Cassandra CQL 3.0 How to implement dynamic column;

Source: Internet
Author: User
Tags cassandra

1. A good feature of Cassandra is that columns can be sorted by column key, so that when Rowkey is determined, it is convenient for the range of the same "row" (range query) to be searched; officially, every "line" (Wide row) You can add up to 2 billion columns, although, according to ebay's engineers, there are no more than million in practice; The data value of the same row exists in the same server and will not be separated;

2. And the column mode is not pre-fixed, can be added and deleted at any time, so in fact, not only the column Value,column key We can also use, as a place to store data; For example, say. I collect a server load value every five minutes, so I can design the table as follows;

|                               Hour + minute | |

-------------------------+-----------------------+-----------------------+-----------------------

Device_name + Day | Load Value |

is the server name and day as Rowkey, hours and minutes as column key, and then the server load value as column value;

3. After CQL 3.0, the cut-out slogan is more like the SQL statement of the traditional care database; For example, to create a user table,

CREATE TABLE Users (

user_id int PRIMARY KEY,

Name text,

Company text

);

Here in fact primary key,user_id is Cassandra in the actual storage time Rowkey;

Can access a record,

INSERT into Users (user_id, name, company)

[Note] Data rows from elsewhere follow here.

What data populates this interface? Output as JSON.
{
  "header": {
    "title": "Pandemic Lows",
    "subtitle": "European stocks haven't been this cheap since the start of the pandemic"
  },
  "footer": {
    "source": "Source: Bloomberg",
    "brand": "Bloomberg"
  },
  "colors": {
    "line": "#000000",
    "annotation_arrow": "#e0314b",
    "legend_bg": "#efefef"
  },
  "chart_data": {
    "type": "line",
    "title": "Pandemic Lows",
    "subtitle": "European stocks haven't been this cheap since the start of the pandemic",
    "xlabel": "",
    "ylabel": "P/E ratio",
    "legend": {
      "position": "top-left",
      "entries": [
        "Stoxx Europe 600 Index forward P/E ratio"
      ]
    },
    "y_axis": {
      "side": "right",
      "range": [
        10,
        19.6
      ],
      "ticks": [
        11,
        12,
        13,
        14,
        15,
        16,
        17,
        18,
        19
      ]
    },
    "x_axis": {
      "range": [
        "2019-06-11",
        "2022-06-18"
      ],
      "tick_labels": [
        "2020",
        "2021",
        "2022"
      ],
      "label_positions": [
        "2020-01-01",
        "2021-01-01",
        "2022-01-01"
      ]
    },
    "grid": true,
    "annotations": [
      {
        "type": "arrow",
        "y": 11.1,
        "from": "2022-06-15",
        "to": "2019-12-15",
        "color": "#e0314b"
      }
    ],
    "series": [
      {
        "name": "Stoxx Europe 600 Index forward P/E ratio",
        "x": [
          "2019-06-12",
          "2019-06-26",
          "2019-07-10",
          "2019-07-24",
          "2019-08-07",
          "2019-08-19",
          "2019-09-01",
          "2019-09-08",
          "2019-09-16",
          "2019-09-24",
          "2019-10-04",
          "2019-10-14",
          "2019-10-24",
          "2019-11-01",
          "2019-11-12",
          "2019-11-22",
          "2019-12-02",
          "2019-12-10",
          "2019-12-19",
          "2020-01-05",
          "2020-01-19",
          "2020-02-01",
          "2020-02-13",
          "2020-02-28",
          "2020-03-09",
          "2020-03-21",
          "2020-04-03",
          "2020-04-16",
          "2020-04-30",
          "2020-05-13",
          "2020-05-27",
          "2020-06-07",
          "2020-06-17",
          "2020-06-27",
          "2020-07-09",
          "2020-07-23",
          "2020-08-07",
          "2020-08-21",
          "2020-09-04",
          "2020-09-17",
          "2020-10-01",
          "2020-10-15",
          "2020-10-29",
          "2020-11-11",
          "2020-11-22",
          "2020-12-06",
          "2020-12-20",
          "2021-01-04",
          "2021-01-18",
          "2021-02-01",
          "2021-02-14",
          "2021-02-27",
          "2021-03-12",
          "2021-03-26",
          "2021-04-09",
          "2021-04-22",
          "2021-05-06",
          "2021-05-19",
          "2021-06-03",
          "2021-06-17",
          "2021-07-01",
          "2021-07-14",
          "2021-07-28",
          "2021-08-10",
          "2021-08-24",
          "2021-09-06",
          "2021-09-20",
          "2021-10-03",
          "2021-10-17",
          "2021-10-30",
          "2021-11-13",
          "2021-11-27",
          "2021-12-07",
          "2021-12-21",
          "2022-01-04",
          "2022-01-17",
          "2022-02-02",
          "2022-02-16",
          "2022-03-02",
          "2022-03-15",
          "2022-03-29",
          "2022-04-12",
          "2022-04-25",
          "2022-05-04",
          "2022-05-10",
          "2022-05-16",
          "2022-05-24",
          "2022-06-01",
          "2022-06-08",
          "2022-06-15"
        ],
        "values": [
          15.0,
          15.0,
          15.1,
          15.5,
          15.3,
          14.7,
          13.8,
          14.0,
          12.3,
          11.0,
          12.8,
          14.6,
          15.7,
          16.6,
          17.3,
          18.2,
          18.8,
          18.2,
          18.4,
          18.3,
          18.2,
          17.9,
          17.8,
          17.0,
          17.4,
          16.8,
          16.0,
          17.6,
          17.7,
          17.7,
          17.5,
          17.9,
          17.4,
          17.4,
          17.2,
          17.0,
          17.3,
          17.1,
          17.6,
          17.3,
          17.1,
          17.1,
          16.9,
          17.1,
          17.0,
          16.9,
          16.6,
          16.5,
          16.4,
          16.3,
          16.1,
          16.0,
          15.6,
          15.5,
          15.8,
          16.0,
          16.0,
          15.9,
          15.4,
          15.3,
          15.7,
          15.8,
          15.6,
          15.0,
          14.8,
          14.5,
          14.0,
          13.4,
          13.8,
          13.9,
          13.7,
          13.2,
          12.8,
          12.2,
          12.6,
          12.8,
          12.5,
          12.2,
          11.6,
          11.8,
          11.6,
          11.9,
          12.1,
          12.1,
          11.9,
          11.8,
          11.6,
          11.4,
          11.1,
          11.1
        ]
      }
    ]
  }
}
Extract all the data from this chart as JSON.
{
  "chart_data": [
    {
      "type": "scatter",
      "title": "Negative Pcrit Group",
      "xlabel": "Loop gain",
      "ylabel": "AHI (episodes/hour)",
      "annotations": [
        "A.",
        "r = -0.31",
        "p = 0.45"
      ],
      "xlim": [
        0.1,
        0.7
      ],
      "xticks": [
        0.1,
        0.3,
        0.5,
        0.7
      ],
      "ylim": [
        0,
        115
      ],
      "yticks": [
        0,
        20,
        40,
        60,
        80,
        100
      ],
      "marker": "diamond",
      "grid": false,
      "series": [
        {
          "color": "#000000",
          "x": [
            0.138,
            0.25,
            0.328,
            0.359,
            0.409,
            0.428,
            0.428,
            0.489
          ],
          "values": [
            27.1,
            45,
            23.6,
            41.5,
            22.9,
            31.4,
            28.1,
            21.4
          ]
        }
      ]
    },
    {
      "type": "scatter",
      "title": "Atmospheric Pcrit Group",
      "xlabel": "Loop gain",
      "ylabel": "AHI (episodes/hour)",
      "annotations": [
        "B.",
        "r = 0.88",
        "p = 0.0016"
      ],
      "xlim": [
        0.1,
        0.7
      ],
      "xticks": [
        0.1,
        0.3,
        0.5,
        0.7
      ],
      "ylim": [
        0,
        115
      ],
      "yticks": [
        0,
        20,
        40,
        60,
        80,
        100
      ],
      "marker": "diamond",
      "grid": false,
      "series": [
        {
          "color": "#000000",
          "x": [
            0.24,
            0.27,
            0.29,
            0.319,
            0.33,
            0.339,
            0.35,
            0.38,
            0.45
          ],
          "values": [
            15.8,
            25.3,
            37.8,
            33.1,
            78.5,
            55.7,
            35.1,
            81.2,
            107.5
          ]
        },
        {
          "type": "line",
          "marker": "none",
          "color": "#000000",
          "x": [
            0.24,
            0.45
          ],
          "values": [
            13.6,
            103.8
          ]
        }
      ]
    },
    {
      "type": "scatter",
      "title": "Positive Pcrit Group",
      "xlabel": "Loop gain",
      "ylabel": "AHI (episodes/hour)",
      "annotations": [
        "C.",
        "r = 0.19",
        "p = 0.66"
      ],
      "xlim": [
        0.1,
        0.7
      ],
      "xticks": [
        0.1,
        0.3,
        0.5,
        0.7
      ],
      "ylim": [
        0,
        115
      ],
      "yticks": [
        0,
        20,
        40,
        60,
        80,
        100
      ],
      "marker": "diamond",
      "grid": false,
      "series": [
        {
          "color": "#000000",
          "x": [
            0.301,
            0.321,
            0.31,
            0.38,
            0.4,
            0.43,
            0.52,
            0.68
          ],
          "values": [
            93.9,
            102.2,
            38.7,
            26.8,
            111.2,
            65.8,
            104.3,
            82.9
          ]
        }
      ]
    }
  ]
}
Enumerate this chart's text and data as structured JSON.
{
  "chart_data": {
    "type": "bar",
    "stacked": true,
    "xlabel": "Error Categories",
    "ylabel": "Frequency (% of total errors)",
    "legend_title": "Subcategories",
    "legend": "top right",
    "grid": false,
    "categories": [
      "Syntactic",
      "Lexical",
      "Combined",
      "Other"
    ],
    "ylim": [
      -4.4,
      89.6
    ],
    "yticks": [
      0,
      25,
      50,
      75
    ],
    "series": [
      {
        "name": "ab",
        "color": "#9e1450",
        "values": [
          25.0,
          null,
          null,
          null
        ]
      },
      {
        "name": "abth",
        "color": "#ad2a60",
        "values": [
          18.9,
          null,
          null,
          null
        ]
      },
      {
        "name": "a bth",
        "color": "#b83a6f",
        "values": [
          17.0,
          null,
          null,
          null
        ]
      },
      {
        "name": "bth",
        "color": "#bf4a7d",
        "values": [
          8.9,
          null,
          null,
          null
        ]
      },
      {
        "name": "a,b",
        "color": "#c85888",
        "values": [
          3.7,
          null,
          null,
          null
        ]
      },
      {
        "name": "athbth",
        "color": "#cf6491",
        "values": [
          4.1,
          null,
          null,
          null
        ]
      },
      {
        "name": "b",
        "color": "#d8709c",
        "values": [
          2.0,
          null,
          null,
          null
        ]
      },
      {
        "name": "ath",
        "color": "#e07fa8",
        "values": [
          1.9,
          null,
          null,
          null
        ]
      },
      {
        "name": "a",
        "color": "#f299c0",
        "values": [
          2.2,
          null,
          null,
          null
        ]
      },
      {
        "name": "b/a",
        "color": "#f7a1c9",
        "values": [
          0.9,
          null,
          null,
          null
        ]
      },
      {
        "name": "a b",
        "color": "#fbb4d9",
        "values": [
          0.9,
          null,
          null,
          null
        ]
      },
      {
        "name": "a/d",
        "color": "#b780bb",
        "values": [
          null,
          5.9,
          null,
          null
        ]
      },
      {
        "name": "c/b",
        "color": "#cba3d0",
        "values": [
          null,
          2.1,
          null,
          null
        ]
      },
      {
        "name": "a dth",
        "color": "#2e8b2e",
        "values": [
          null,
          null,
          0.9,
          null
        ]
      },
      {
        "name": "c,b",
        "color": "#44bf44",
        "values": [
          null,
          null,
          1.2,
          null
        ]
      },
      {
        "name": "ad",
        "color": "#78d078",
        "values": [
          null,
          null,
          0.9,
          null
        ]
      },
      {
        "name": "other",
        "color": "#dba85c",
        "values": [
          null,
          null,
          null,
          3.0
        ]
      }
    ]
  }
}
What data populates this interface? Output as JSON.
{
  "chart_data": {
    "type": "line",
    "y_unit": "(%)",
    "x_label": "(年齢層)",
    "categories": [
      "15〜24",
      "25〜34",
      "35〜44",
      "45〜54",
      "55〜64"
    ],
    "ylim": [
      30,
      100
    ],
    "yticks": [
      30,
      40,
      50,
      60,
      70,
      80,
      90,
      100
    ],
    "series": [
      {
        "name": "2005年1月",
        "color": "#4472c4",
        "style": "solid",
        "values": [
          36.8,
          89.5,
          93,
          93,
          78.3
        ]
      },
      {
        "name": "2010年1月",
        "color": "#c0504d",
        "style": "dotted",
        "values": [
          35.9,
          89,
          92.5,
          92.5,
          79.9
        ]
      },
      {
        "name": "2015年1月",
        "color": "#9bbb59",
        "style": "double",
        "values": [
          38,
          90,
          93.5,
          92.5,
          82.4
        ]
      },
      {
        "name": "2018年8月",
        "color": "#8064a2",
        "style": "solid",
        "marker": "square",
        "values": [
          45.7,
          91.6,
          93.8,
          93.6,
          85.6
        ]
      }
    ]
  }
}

VALUES (1, ' John ', ' Taobao ');

4. From the above view, this seems to have fixed the schema of the table, the original dynamic column how to implement it; The simplest way to modify the schema with ALTER TABLE, and then add, but every time to modify the structure of the table, cumbersome and performance problems;

In fact, CQL 3.0 provides another way to solve the problem:

We look back and think that all of this will have wide row (that is, dynamic column), because you want to organize a range of data in a unified, convenient query (because you do not have to locate multiple Rowkey) is also easy to understand, and when the dynamic column is required. From a business perspective,

In fact, Rowkey + dynamic Columin key is uniquely deterministic, similar to the primary key in the RDBMS, and in CQL 3.0 if you want to build dynamic columin you can use the following build table statement, we use the example in the 2nd paragraph:

CREATE TABLE Device_load (

Device_and_day, text

Hour_and_minute text,

Load_value float,

Primary KEY (Device_and_day, Hour_and_minute)

);

is to combine the data model with Rowkey and dynamic column key as primary key, the first element in primary key is Rowkey, and the element behind it is column key;

This form, in fact, Cassandra the underlying storage method can be described as:

  |                             Row Key | Columns | |                   -------------------+----------------------|----------------------|----------------------||   |   0000: "Load value" |   0005: "Load Value" | 0010: "Load Value" |......|                   device1+20150701 +----------------------|----------------------|----------------------| |          |           1.0 |         2.0 | 5.5 |......|                   -------------------+----------------------|----------------------|----------------------||   |   0000: "Load value" |   0005: "Load Value" | 0010: "Load Value" |......|                   device2+20150701 +----------------------|----------------------|----------------------| |          |           2.0 |         3.0 | 10.0 |......| -------------------+----------------------|----------------------|----------------------| 


In this case, when Rowkey is determined, the column key can still be queried for scope, such as:

Select Load_value where device_and_day = ' device1+20150701 ' and hour_and_minute >= ' 0000 ' and Hour_and_minute <= ' 12 00 ';

5. Cassandra Query method can be used, is to determine the Rowkey, and then in the same row in the scope of the search, Rowkey does not support the direct range lookup, only support = and in, if you want to use the Rowkey range lookup needs the token function;

At the same time, in addition to Rowkey, the field does not support the direct = query operation, need to establish a level two index to support, Cassandra Index is not an index such as Btree, does not support range query, similar to the hash index Cassandra Two-level index guessing is implemented within each sstable, so the global query can not be implemented;

Cassandra CQL 3.0 How to implement dynamic column;

Related Article

Contact Us

The content source of this page is from Internet, which doesn't represent Alibaba Cloud's opinion; products and services mentioned on that page don't have any relationship with Alibaba Cloud. If the content of the page makes you feel confusing, please write us an email, we will handle the problem within 5 days after receiving your email.

If you find any instances of plagiarism from the community, please send an email to: info-contact@alibabacloud.com and provide relevant evidence. A staff member will contact you within 5 working days.

A Free Trial That Lets You Build Big!

Start building with 50+ products and up to 12 months usage for Elastic Compute Service

  • Sales Support

    1 on 1 presale consultation

  • After-Sales Support

    24/7 Technical Support 6 Free Tickets per Quarter Faster Response

  • Alibaba Cloud offers highly flexible support services tailored to meet your exact needs.